Kevin DeYoung’s book, The Hole In Our Holiness (2012, Crossway) is one of the most helpful books that I have read in a long time regarding the Christian life.
In its brief 146 pages, DeYoung puts the horse (the gospel) firmly before the cart (living the Christian life), as it should be. The cart can never truly get very far without the horse! In our day it seems that many pastors and writers either put the cart before the horse (or practically omit the gospel altogether) by legalistic or moralistic teaching, or they focus on the gospel nearly to the point of omitting the cart (what can often amount to a soft form of antinomianism). DeYoung ably shows that the writers of Scripture did no such thing – they taught doctrine and practice, faith and life – and that in the correct order.
So this book is both instructive and corrective. He shows us that the right motivation and fuel for living the Christian life (to borrow Jerry Bridge’s phrase – the pursuit of holiness) is the gospel of Jesus Christ. We who are in Christ have been saved by God for God – for holiness (chapter 2). He also shows the correct biblical relationship between the gospel and the law of God (chapter 4). In this chapter he fights against the unbiblical extremes of both legalism and antinomianism.
He notes what should be common knowledge among Christians today, but often is just not clearly understood – that sanctification, while a work of God’s grace in the lives of all true believers, still takes effort on our part. He writes,
It is the consistent witness of the New testament that growth in godliness requires exertion on the part of the Christian. (p.88)
Amen to that! Growth in godliness doesn’t just happen; it isn’t just automatic. There is no “cruise control” or “autopilot” in the Christian life.
There is also a chapter devoted to the topic of “Saints And Sexual Immorality” (chapter 8). This section is sadly all too necessary in our day and age. DeYoung notes that often when it comes to sexual immorality, those within the church just do not seem much different from those without. He writes,
If we could transport Christians from almost any other century to any of today’s “Christian” countries in the West, I believe what would surprise them most (besides our phenomenal affluence) is how at home Christians are with sexual impurity. It doesn’t shock us. It doesn’t upset us. It doesn’t offend our consciences. In fact, unless it’s really bad, sexual impurity seems normal, just a way of life, and often downright entertaining. (p.108)

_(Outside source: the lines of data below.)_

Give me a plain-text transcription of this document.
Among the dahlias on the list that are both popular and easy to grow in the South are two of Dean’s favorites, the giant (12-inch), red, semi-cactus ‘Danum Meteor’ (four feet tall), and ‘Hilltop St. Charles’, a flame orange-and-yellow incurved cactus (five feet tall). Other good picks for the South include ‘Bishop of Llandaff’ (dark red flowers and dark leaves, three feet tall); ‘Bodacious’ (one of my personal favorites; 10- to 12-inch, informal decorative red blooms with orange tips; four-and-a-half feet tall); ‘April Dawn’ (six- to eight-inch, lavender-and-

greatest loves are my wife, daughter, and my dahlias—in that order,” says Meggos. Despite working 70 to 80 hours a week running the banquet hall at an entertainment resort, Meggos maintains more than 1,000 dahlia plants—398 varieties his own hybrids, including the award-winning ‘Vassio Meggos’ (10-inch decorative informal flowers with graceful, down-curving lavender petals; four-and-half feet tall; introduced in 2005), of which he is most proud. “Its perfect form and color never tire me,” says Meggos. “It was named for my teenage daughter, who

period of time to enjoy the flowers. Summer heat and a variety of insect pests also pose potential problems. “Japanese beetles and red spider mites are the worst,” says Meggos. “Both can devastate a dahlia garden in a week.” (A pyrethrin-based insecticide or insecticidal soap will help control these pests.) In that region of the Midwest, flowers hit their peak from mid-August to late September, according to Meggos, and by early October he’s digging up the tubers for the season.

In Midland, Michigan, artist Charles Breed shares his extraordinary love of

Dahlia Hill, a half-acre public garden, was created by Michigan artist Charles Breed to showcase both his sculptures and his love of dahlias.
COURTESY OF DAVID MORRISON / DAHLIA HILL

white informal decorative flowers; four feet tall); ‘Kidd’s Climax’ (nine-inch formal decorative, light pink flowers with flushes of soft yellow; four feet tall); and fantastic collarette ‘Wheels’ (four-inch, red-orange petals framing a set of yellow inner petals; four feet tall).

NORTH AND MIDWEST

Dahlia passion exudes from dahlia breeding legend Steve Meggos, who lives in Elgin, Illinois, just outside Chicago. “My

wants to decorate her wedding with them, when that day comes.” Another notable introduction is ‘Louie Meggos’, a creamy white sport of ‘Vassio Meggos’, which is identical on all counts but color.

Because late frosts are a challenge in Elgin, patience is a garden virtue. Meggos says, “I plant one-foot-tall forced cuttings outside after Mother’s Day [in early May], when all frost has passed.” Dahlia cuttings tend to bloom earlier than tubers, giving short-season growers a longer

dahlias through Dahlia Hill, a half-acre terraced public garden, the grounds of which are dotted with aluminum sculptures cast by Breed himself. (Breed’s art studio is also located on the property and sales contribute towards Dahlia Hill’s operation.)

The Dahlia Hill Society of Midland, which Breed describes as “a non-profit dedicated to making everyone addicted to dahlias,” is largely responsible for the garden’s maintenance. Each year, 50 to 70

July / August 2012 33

If you are looking for a book to help you understand the Christian life – the what, why, and how of pursuing holiness and following Christ, then I highly recommend this book to you! It is easily the best book on that subject that I have read in quite some time. (Other helpful books on the subject include J.I. Packer’s book, Rediscovering Holiness, Jerry Bridges’ book, The Discipline of Grace, and J.C. Ryle’s classic book, Holiness.)